The even number I am going to use is 84. m=84. 84 squared 7056. 7056/4=1764. 1764-1=1763. 84 squared=-7056. 7056/4=1764. 1764+1=1765. 84, 1763, 1765, are Pythagorean triples.

More Pythagorean triples will be listed below:

6, 8,10

8, 15, 17

12, 37, 39

16, 63, 65

20, 99, 101

I noticed that when you use the even 2, you can not use it because 2 squared=4. 4/4=1. 1-1 would be 0 so you can not use 2 as an even number.

The Rule of Pythagoras

The rule of Pythagoras says that for an odd number, m, three legs of a right triangle are given by: m, m squared minus 1 divided by 2 and m squared plus 1 divided by 2. So for the first odd number I will use, it will be 7. m=7. 7 squared=49. 49-1=48. 48/2=24. 7 squared=49. 49+1=50. 50/2=25. 7, 24, 25.

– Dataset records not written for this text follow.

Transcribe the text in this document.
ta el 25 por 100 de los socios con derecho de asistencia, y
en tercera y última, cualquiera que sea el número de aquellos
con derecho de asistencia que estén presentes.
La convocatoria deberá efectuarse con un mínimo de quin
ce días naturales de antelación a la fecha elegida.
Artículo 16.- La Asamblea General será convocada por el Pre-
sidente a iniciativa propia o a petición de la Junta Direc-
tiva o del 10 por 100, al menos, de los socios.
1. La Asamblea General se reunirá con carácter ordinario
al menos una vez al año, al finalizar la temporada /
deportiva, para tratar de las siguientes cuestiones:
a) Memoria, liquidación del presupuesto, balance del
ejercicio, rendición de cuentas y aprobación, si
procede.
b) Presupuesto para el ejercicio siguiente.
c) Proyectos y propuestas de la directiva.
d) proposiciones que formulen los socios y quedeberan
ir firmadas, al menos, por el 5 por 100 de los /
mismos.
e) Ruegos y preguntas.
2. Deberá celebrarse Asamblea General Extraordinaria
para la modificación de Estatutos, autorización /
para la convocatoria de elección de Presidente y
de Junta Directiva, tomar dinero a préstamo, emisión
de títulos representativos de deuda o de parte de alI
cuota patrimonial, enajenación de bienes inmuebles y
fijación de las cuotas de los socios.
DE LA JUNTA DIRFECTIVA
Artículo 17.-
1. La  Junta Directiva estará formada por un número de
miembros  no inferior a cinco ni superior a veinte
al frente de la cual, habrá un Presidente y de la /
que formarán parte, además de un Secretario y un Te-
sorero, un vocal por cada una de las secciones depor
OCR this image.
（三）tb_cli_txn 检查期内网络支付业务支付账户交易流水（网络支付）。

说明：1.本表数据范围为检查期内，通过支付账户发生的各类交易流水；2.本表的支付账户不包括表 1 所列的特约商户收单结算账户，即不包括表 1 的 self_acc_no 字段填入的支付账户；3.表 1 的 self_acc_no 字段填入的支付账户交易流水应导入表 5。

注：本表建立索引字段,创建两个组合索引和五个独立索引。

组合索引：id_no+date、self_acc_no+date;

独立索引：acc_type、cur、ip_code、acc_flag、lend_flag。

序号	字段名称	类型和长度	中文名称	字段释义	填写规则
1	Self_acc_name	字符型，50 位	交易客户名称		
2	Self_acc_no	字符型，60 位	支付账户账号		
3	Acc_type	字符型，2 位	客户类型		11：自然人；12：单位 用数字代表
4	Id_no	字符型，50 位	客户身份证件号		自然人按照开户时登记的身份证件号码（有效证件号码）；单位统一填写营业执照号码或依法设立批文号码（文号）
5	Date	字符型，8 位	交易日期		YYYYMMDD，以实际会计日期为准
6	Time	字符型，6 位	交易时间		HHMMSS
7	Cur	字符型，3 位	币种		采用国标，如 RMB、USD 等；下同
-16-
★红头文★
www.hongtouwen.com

Another odd number is 13. m=13. 13 squared=169. 169-1=168. 168/2=84. 13 squared=169. 169+1=170. 170/2=85. 13, 84, 85.

11. m=11. 11 squared=121. 121-1=120. 120/2=60. 11 squared=121. 121+1=122. 122/2=61. 11, 60, 61.

9. m=9. 9 squared=81. 81-1=80. 80/2=40. 9 squared=81. 81+1=82. 82/2=41. 9, 40, 41.

3. m=3. 3 squared=9. 9-1=8. 8/2=4. 3 squared=9. 9+1=10. 10/2=5. 3, 4, 5.

(Interesting. When I was using 4 on the rule of Plato formula I got the same answer when I using 3 with the rule of Pythagoras.)


More Pythagorean triples are listed below:

5, 12, 13

15, 112, 113

17, 144, 145

19, 180, 181

21, 220, 221

Analyze Time

After generating 10 Pythagorean triples using both formulas I was noticing that for the Rule of Plato, the last two numbers in the Pythagorean triple they are two apart from each other. So when I was generating Pythagorean triples using the Rule of Plato, I only needed to know the second number in the Pythagorean triples. But when I was generating Pythagorean triples with using the Rule of Pythagoras the last two numbers are one apart.